Added new learning rate scheduler for slimIPL
Changed some functions in NeMo core for integration newly pseudo-labeled dataset during training.

Usage

To do iterative pseudo labeling new field "ipl" should be given in the config file with following parameters.

  ipl:
    m_epochs: 0  - how many epochs to train model before first PL generation.
    restore_pc: false - restore pc by comparing with already existing transcriptions if there are any
    manifest_filepath: /path/to/manifest 
    tarred_audio_filepaths:  /path/to/tarred/
    is_tarred: false - if the datasets are tarred
    dataset_weights: 1  - what part of the dataset to use (applicable with non-tar datasets)
    limit_train_batches: 170  - to what to change limit_train_batches after PLs are added to train set (for lhotse only)
    cache_manifest: /path/for/cache/manifest - optional 
    dropout: 0.1 - to what to change dropout after first PL generation
    n_l_epochs: 0 - how many epochs to train with changed dropout before adding PLs to train set
    p_cache: 0.2  - probability  with which cache will be updated
    cache_prefix:  - prefix for cache manifests files (optional for non-tar datasets)
    batch_size: 128  - batch size with which PLs will be generated

Models for which this will work.

EncDecHybridRNNTCTCModel
EncDecHybridRNNTCTCBPEModel
EncDecCTCModel
EncDecCTCModelBPE

For usage our training scripts can be used with proper config file.

python NeMo/examples/asr/asr_hybrid_transducer_ctc/speech_to_text_hybrid_rnnt_ctc_bpe.py  --config-path=/path/to/config/ --config-name='config.yaml'.

Note
If IPL part started and the training stopped for some reason, to continue from the same place in config the following parameters should be given m_epochs = -1 and n_l_updates = 0, otherwise change them correspondingly.

GitHub Actions CI

The Jenkins CI system has been replaced by GitHub Actions self-hosted runners.

The GitHub Actions CI will run automatically when the "Run CICD" label is added to the PR.
To re-run CI remove and add the label again.
To run CI on an untrusted fork, a NeMo user with write access must first click "Approve and run".

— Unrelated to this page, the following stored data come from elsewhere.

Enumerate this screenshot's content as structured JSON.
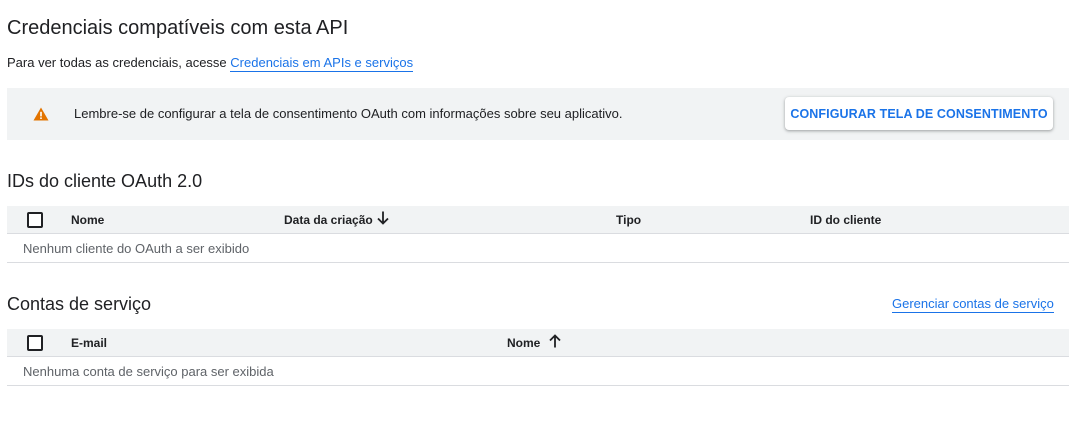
{
  "page": {
    "title": "Credenciais compatíveis com esta API",
    "subtitle_prefix": "Para ver todas as credenciais, acesse ",
    "subtitle_link": "Credenciais em APIs e serviços"
  },
  "banner": {
    "icon": "warning-icon",
    "text": "Lembre-se de configurar a tela de consentimento OAuth com informações sobre seu aplicativo.",
    "button_label": "CONFIGURAR TELA DE CONSENTIMENTO"
  },
  "oauth_section": {
    "title": "IDs do cliente OAuth 2.0",
    "columns": [
      "Nome",
      "Data da criação",
      "Tipo",
      "ID do cliente"
    ],
    "sorted_column": "Data da criação",
    "sort_direction": "descending",
    "empty_message": "Nenhum cliente do OAuth a ser exibido"
  },
  "service_section": {
    "title": "Contas de serviço",
    "manage_link": "Gerenciar contas de serviço",
    "columns": [
      "E-mail",
      "Nome"
    ],
    "sorted_column": "Nome",
    "sort_direction": "ascending",
    "empty_message": "Nenhuma conta de serviço para ser exibida"
  },
  "colors": {
    "accent": "#1a73e8",
    "warning": "#e37400",
    "banner_bg": "#f1f3f4",
    "text": "#202124",
    "muted_text": "#5f6368"
  }
}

Before your PR is "Ready for review"

Pre checks:

Make sure you read and followed Contributor guidelines
Did you write any new necessary tests?
Did you add or update any necessary documentation?
Does the PR affect components that are optional to install? (Ex: Numba, Pynini, Apex etc)
- Reviewer: Does the PR have correct import guards for all optional libraries?

PR Type:

New Feature
Bugfix
Documentation

If you haven't finished some of the above items you can still open "Draft" PR.

Who can review?

Anyone in the community is free to review the PR once the checks have passed.
Contributor guidelines contains specific people who can review PRs to various areas.

Additional Information

Related to # (issue)

Signed-off-by: nune-tadevosyan <ntadevosyan@nvidia.com>

Signed-off-by: nune-tadevosyan <152167970+nune-tadevosyan@users.noreply.github.com>

Signed-off-by: nune-tadevosyan <nune-tadevosyan@users.noreply.github.com>

nemo/collections/asr/models/ctc_models.py

nemo/collections/asr/models/hybrid_rnnt_ctc_models.py

nemo/collections/asr/models/ctc_models.py

@@ -36,6 +41,7 @@
 from nemo.collections.asr.parts.submodules.ctc_decoding import CTCDecoding, CTCDecodingConfig
 from nemo.collections.asr.parts.utils.asr_batching import get_semi_sorted_batch_sampler
 from nemo.collections.asr.parts.utils.audio_utils import ChannelSelectorType
+from nemo.collections.asr.parts.utils.ipl_utils import *


nemo/collections/asr/models/hybrid_rnnt_ctc_models.py

 from nemo.collections.asr.losses.ctc import CTCLoss
 from nemo.collections.asr.metrics.wer import WER
 from nemo.collections.asr.models.rnnt_models import EncDecRNNTModel
 from nemo.collections.asr.parts.mixins import ASRBPEMixin, InterCTCMixin, TranscribeConfig
 from nemo.collections.asr.parts.mixins.transcription import TranscriptionReturnType
 from nemo.collections.asr.parts.submodules.ctc_decoding import CTCDecoding, CTCDecodingConfig
 from nemo.collections.asr.parts.utils.audio_utils import ChannelSelectorType
+from nemo.collections.asr.parts.utils.ipl_utils import *


nemo/collections/asr/models/ctc_models.py

nemo/collections/asr/models/hybrid_rnnt_ctc_models.py

Signed-off-by: nune-tadevosyan <ntadevosyan@nvidia.com>

Signed-off-by: nune-tadevosyan <152167970+nune-tadevosyan@users.noreply.github.com>

Signed-off-by: nune-tadevosyan <nune-tadevosyan@users.noreply.github.com>

pzelasko

My initial review related to lhotse dataloading part. Cool work!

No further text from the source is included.